Like what is unfolding in Egypt, human relations are a messy game.
Sane and healthy allies will see who is more compelling, and you will win the hearts and minds. That is what most matters in these affairs.
I am seen as a crank for pointing out the continuing ecological degradation, for speaking against the space shuttle, for example, but my daily work and projects are what gives me a degree of credibility–how I treat people, and my core instincts and beliefs.
What matters is how our ideas and actions resonate over the long-term.
Don’t worry about the delusions and pathologies of particular people–even when they ostensibly appear to be aligned with you ideologically.
One of the things that I’ve learned online – as if I didn’t know it before – is that some people are jerks. And we’re not going to change them.
I like your stuff. I don’t always agree with it, but I like it. That’s good enough for me.
By the way, you do realize you haven’t responded to any of my comments since I exposed my anti-shuttle missive.
It anti easy being green, as Kermit says.
But Slave takes shit to another level. I try to live my shit, head high and without hypocrisy.
I’ve been in the swamps as the shuttle explodes into space, I’ve seen the effects from the thunderous penis on the wildlife.
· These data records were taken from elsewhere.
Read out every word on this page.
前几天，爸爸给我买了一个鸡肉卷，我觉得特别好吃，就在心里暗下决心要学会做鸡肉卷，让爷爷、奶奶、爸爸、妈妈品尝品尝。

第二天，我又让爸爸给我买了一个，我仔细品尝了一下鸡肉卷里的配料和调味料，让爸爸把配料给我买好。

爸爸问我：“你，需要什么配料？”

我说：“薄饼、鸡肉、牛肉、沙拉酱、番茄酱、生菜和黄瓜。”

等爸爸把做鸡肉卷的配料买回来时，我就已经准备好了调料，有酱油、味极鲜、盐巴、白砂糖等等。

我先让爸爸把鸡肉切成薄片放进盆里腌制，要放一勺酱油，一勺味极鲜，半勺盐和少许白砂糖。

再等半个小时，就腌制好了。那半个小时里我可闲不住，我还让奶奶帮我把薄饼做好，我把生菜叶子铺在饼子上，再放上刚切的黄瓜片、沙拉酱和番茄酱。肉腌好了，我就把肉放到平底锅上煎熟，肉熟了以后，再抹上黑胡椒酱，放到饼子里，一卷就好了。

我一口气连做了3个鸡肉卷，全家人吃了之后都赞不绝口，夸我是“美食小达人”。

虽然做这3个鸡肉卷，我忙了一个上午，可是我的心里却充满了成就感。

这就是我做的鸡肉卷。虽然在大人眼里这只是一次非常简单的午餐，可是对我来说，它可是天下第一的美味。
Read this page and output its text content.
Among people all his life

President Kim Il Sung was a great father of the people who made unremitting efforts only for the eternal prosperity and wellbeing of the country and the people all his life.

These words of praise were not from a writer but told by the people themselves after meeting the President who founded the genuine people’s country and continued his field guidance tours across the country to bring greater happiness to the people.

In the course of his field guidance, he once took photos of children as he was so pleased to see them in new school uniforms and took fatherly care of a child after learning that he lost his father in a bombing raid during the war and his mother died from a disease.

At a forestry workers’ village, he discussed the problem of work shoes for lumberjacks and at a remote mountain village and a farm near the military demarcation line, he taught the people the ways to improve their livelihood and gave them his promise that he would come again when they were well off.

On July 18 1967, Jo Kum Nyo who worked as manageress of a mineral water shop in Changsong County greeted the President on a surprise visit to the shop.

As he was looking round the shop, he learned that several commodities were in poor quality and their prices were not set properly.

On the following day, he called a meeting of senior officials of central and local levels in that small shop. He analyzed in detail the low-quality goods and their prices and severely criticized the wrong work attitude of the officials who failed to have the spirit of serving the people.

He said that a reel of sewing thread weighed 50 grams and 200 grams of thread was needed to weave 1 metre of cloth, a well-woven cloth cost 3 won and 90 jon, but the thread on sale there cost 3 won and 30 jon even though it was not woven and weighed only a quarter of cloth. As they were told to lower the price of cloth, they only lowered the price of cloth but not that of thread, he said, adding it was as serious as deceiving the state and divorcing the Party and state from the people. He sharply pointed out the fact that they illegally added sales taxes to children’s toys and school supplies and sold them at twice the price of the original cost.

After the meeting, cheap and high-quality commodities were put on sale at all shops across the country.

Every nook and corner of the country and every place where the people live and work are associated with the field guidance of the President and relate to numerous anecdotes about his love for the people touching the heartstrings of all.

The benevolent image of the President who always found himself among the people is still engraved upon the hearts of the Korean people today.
Nations are fictions, but as human, I don’t need a firey phallic symbol to bolster my sense of self worth. And it’s kinda cool guaging the reactions of people when I tell them about my opposition to the shuttle, and my experience seeing the effects on the animals in the swamps.
Don’t be so sensitive.
The world is full of morons. Letting them get to you is a mistake, whatever you do or say, they will remain morons. Just try to ignore them.
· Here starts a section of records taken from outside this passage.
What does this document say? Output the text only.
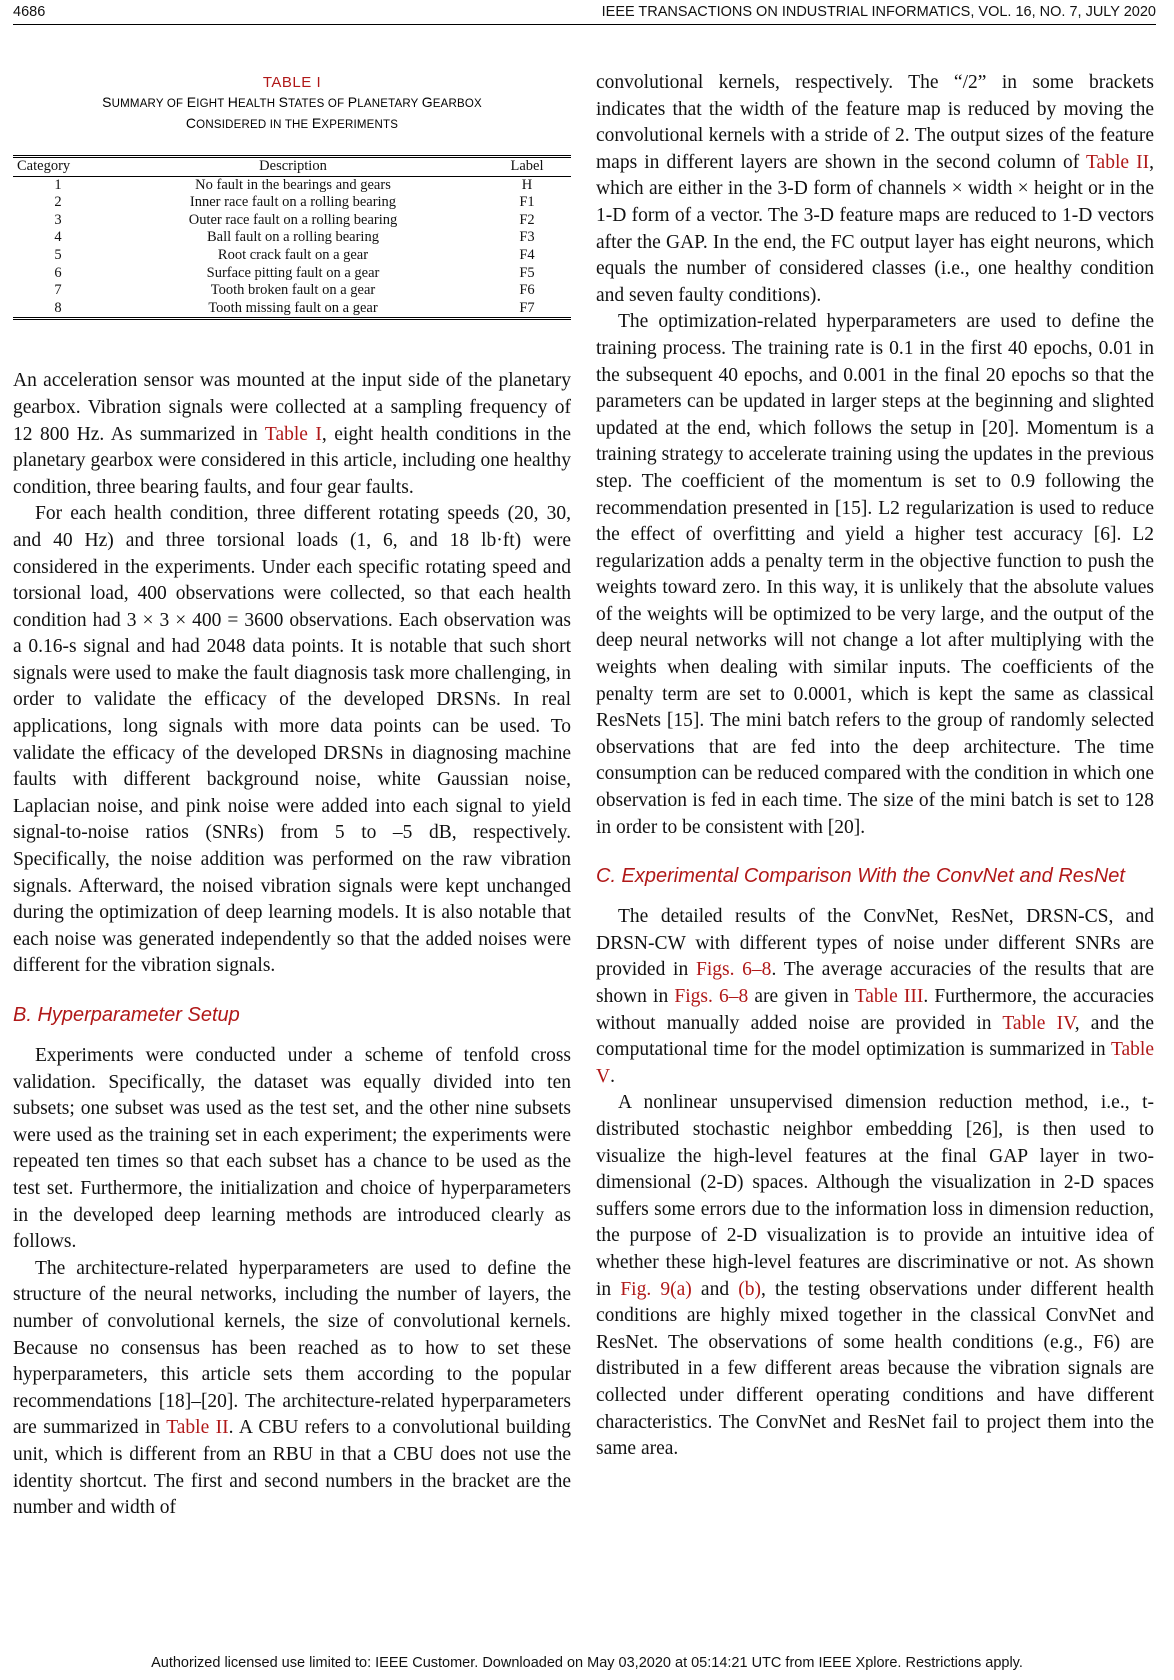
4686	IEEE TRANSACTIONS ON INDUSTRIAL INFORMATICS, VOL. 16, NO. 7, JULY 2020
TABLE I
SUMMARY OF EIGHT HEALTH STATES OF PLANETARY GEARBOX
CONSIDERED IN THE EXPERIMENTS
Category	Description	Label
1	No fault in the bearings and gears	H
2	Inner race fault on a rolling bearing	F1
3	Outer race fault on a rolling bearing	F2
4	Ball fault on a rolling bearing	F3
5	Root crack fault on a gear	F4
6	Surface pitting fault on a gear	F5
7	Tooth broken fault on a gear	F6
8	Tooth missing fault on a gear	F7

An acceleration sensor was mounted at the input side of the planetary gearbox. Vibration signals were collected at a sampling frequency of 12 800 Hz. As summarized in Table I, eight health conditions in the planetary gearbox were considered in this article, including one healthy condition, three bearing faults, and four gear faults.

For each health condition, three different rotating speeds (20, 30, and 40 Hz) and three torsional loads (1, 6, and 18 lb·ft) were considered in the experiments. Under each specific rotating speed and torsional load, 400 observations were collected, so that each health condition had 3 × 3 × 400 = 3600 observations. Each observation was a 0.16-s signal and had 2048 data points. It is notable that such short signals were used to make the fault diagnosis task more challenging, in order to validate the efficacy of the developed DRSNs. In real applications, long signals with more data points can be used. To validate the efficacy of the developed DRSNs in diagnosing machine faults with different background noise, white Gaussian noise, Laplacian noise, and pink noise were added into each signal to yield signal-to-noise ratios (SNRs) from 5 to –5 dB, respectively. Specifically, the noise addition was performed on the raw vibration signals. Afterward, the noised vibration signals were kept unchanged during the optimization of deep learning models. It is also notable that each noise was generated independently so that the added noises were different for the vibration signals.

B. Hyperparameter Setup

Experiments were conducted under a scheme of tenfold cross validation. Specifically, the dataset was equally divided into ten subsets; one subset was used as the test set, and the other nine subsets were used as the training set in each experiment; the experiments were repeated ten times so that each subset has a chance to be used as the test set. Furthermore, the initialization and choice of hyperparameters in the developed deep learning methods are introduced clearly as follows.

The architecture-related hyperparameters are used to define the structure of the neural networks, including the number of layers, the number of convolutional kernels, the size of convolutional kernels. Because no consensus has been reached as to how to set these hyperparameters, this article sets them according to the popular recommendations [18]–[20]. The architecture-related hyperparameters are summarized in Table II. A CBU refers to a convolutional building unit, which is different from an RBU in that a CBU does not use the identity shortcut. The first and second numbers in the bracket are the number and width of

convolutional kernels, respectively. The “/2” in some brackets indicates that the width of the feature map is reduced by moving the convolutional kernels with a stride of 2. The output sizes of the feature maps in different layers are shown in the second column of Table II, which are either in the 3-D form of channels × width × height or in the 1-D form of a vector. The 3-D feature maps are reduced to 1-D vectors after the GAP. In the end, the FC output layer has eight neurons, which equals the number of considered classes (i.e., one healthy condition and seven faulty conditions).

The optimization-related hyperparameters are used to define the training process. The training rate is 0.1 in the first 40 epochs, 0.01 in the subsequent 40 epochs, and 0.001 in the final 20 epochs so that the parameters can be updated in larger steps at the beginning and slighted updated at the end, which follows the setup in [20]. Momentum is a training strategy to accelerate training using the updates in the previous step. The coefficient of the momentum is set to 0.9 following the recommendation presented in [15]. L2 regularization is used to reduce the effect of overfitting and yield a higher test accuracy [6]. L2 regularization adds a penalty term in the objective function to push the weights toward zero. In this way, it is unlikely that the absolute values of the weights will be optimized to be very large, and the output of the deep neural networks will not change a lot after multiplying with the weights when dealing with similar inputs. The coefficients of the penalty term are set to 0.0001, which is kept the same as classical ResNets [15]. The mini batch refers to the group of randomly selected observations that are fed into the deep architecture. The time consumption can be reduced compared with the condition in which one observation is fed in each time. The size of the mini batch is set to 128 in order to be consistent with [20].

C. Experimental Comparison With the ConvNet and ResNet

The detailed results of the ConvNet, ResNet, DRSN-CS, and DRSN-CW with different types of noise under different SNRs are provided in Figs. 6–8. The average accuracies of the results that are shown in Figs. 6–8 are given in Table III. Furthermore, the accuracies without manually added noise are provided in Table IV, and the computational time for the model optimization is summarized in Table V.

A nonlinear unsupervised dimension reduction method, i.e., t-distributed stochastic neighbor embedding [26], is then used to visualize the high-level features at the final GAP layer in two-dimensional (2-D) spaces. Although the visualization in 2-D spaces suffers some errors due to the information loss in dimension reduction, the purpose of 2-D visualization is to provide an intuitive idea of whether these high-level features are discriminative or not. As shown in Fig. 9(a) and (b), the testing observations under different health conditions are highly mixed together in the classical ConvNet and ResNet. The observations of some health conditions (e.g., F6) are distributed in a few different areas because the vibration signals are collected under different operating conditions and have different characteristics. The ConvNet and ResNet fail to project them into the same area.

Authorized licensed use limited to: IEEE Customer. Downloaded on May 03,2020 at 05:14:21 UTC from IEEE Xplore. Restrictions apply.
You did the right thing ‘Bina. Trust your instincts.
Hugs.
‘Bina, I think that you had ‘friended’ her on Facebook which is a WHOLE lot different than being friends with someone. You of all people should know that there are trolls out there who are playing hit and run nasty and do so for as long as they can get away with it. You have dealt with so many of them on this website.
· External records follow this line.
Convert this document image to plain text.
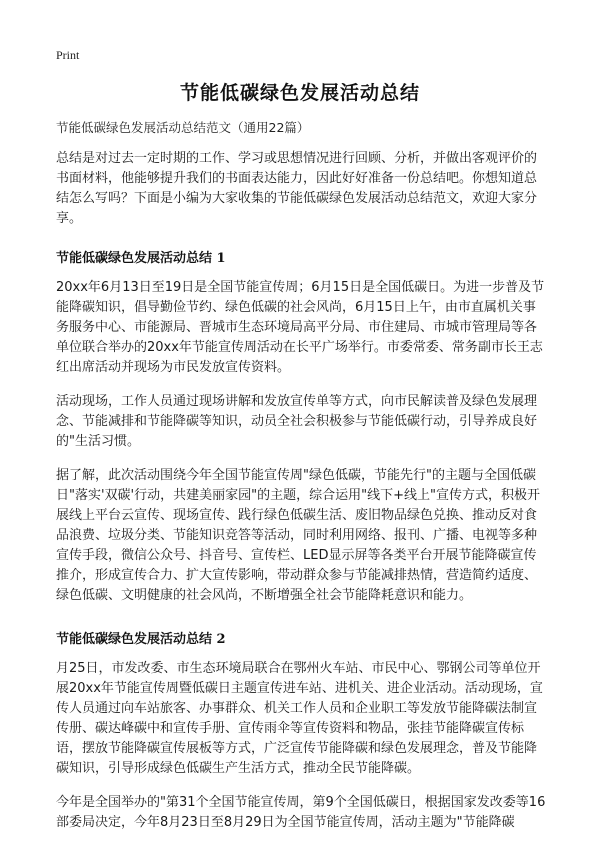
Print
节能低碳绿色发展活动总结
节能低碳绿色发展活动总结范文（通用22篇）

总结是对过去一定时期的工作、学习或思想情况进行回顾、分析，并做出客观评价的书面材料，他能够提升我们的书面表达能力，因此好好准备一份总结吧。你想知道总结怎么写吗？下面是小编为大家收集的节能低碳绿色发展活动总结范文，欢迎大家分享。

节能低碳绿色发展活动总结 1

20xx年6月13日至19日是全国节能宣传周；6月15日是全国低碳日。为进一步普及节能降碳知识，倡导勤俭节约、绿色低碳的社会风尚，6月15日上午，由市直属机关事务服务中心、市能源局、晋城市生态环境局高平分局、市住建局、市城市管理局等各单位联合举办的20xx年节能宣传周活动在长平广场举行。市委常委、常务副市长王志红出席活动并现场为市民发放宣传资料。

活动现场，工作人员通过现场讲解和发放宣传单等方式，向市民解读普及绿色发展理念、节能减排和节能降碳等知识，动员全社会积极参与节能低碳行动，引导养成良好的"生活习惯。

据了解，此次活动围绕今年全国节能宣传周"绿色低碳，节能先行"的主题与全国低碳日"落实'双碳'行动，共建美丽家园"的主题，综合运用"线下+线上"宣传方式，积极开展线上平台云宣传、现场宣传、践行绿色低碳生活、废旧物品绿色兑换、推动反对食品浪费、垃圾分类、节能知识竞答等活动，同时利用网络、报刊、广播、电视等多种宣传手段，微信公众号、抖音号、宣传栏、LED显示屏等各类平台开展节能降碳宣传推介，形成宣传合力、扩大宣传影响，带动群众参与节能减排热情，营造简约适度、绿色低碳、文明健康的社会风尚，不断增强全社会节能降耗意识和能力。

节能低碳绿色发展活动总结 2

月25日，市发改委、市生态环境局联合在鄂州火车站、市民中心、鄂钢公司等单位开展20xx年节能宣传周暨低碳日主题宣传进车站、进机关、进企业活动。活动现场，宣传人员通过向车站旅客、办事群众、机关工作人员和企业职工等发放节能降碳法制宣传册、碳达峰碳中和宣传手册、宣传雨伞等宣传资料和物品，张挂节能降碳宣传标语，摆放节能降碳宣传展板等方式，广泛宣传节能降碳和绿色发展理念，普及节能降碳知识，引导形成绿色低碳生产生活方式，推动全民节能降碳。

今年是全国举办的"第31个全国节能宣传周，第9个全国低碳日，根据国家发改委等16部委局决定，今年8月23日至8月29日为全国节能宣传周，活动主题为"节能降碳
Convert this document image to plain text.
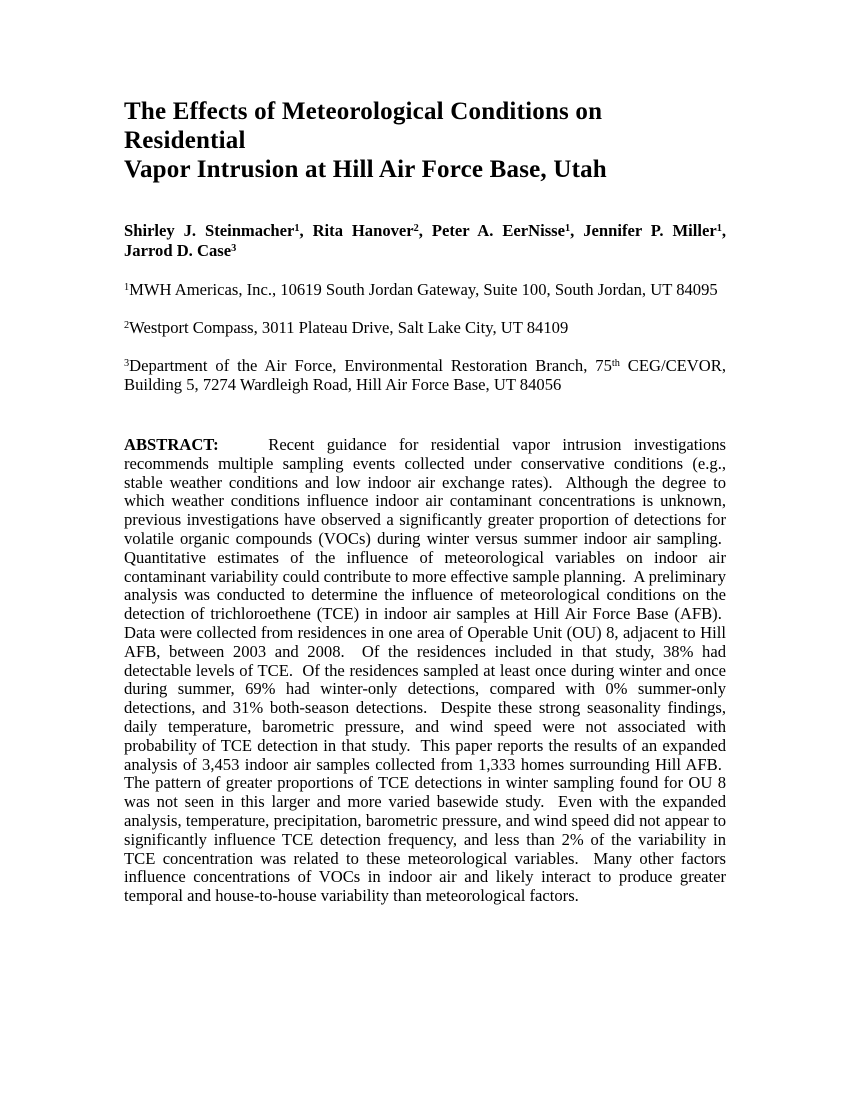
The Effects of Meteorological Conditions on Residential
Vapor Intrusion at Hill Air Force Base, Utah
Shirley J. Steinmacher$^1$, Rita Hanover$^2$, Peter A. EerNisse$^1$, Jennifer P. Miller$^1$,
Jarrod D. Case$^3$
$^1$MWH Americas, Inc., 10619 South Jordan Gateway, Suite 100, South Jordan, UT 84095
$^2$Westport Compass, 3011 Plateau Drive, Salt Lake City, UT 84109
$^3$Department of the Air Force, Environmental Restoration Branch, 75th CEG/CEVOR, Building 5, 7274 Wardleigh Road, Hill Air Force Base, UT 84056
ABSTRACT:    Recent guidance for residential vapor intrusion investigations recommends multiple sampling events collected under conservative conditions (e.g., stable weather conditions and low indoor air exchange rates).  Although the degree to which weather conditions influence indoor air contaminant concentrations is unknown, previous investigations have observed a significantly greater proportion of detections for volatile organic compounds (VOCs) during winter versus summer indoor air sampling.  Quantitative estimates of the influence of meteorological variables on indoor air contaminant variability could contribute to more effective sample planning.  A preliminary analysis was conducted to determine the influence of meteorological conditions on the detection of trichloroethene (TCE) in indoor air samples at Hill Air Force Base (AFB).  Data were collected from residences in one area of Operable Unit (OU) 8, adjacent to Hill AFB, between 2003 and 2008.  Of the residences included in that study, 38% had detectable levels of TCE.  Of the residences sampled at least once during winter and once during summer, 69% had winter-only detections, compared with 0% summer-only detections, and 31% both-season detections.  Despite these strong seasonality findings, daily temperature, barometric pressure, and wind speed were not associated with probability of TCE detection in that study.  This paper reports the results of an expanded analysis of 3,453 indoor air samples collected from 1,333 homes surrounding Hill AFB.  The pattern of greater proportions of TCE detections in winter sampling found for OU 8 was not seen in this larger and more varied basewide study.  Even with the expanded analysis, temperature, precipitation, barometric pressure, and wind speed did not appear to significantly influence TCE detection frequency, and less than 2% of the variability in TCE concentration was related to these meteorological variables.  Many other factors influence concentrations of VOCs in indoor air and likely interact to produce greater temporal and house-to-house variability than meteorological factors.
This person might just have been one of those trolls who do that. Some of them are even PAID to do their disgusting things.
On Facebook, one of my favorite pages (besides yours, of course) has two wingnut trolls who spew all over the page with repetitive wingnut blather and, more often than not, ad hominem attacks against the page owner and any progressive who tries to comment. I have learned to simply read their blather, the Eric’s defenses and then make my comment, usually pithy (Well, more than pithy. More like pithy said by a Spaniard’s use or the “th” sound).
I don’t bother going back to see what they have to say because I know what they are going to say and I have heard it all before. That sound like what you had here. As you said, she wanted to argue for the sake of arguing, hoping to draw you into ever more degrading responses to her ever more degrading attacks.
You know that I am a fellow depressive. One of the hardest things I had to learn was to walk away from things and not feel bad about it. My therapist worked for nearly 10 years (I guess I’m a slow learner) to get it through my head that some arguments are not worth fighting and, more than that, aren’t worth giving any of your precious life to thinking about.
You did right, although you don’t need me or anyone else to tell you that. On a visceral level you know you did. As far as her final accusation, as my therapist would say, “That is a classic case of transference.”
C’mon out. The sun is shining and we need you pithy remarks. Remember, it’s Festive Friday day and Chavecito picture of the week day. Shake of the funk and have some fun.
The Racist Bitch ain’t worth it.
Her loss not yours.
My impression is that this worthless antagonist has no sincere beliefs and she just enjoys trying to cause trouble.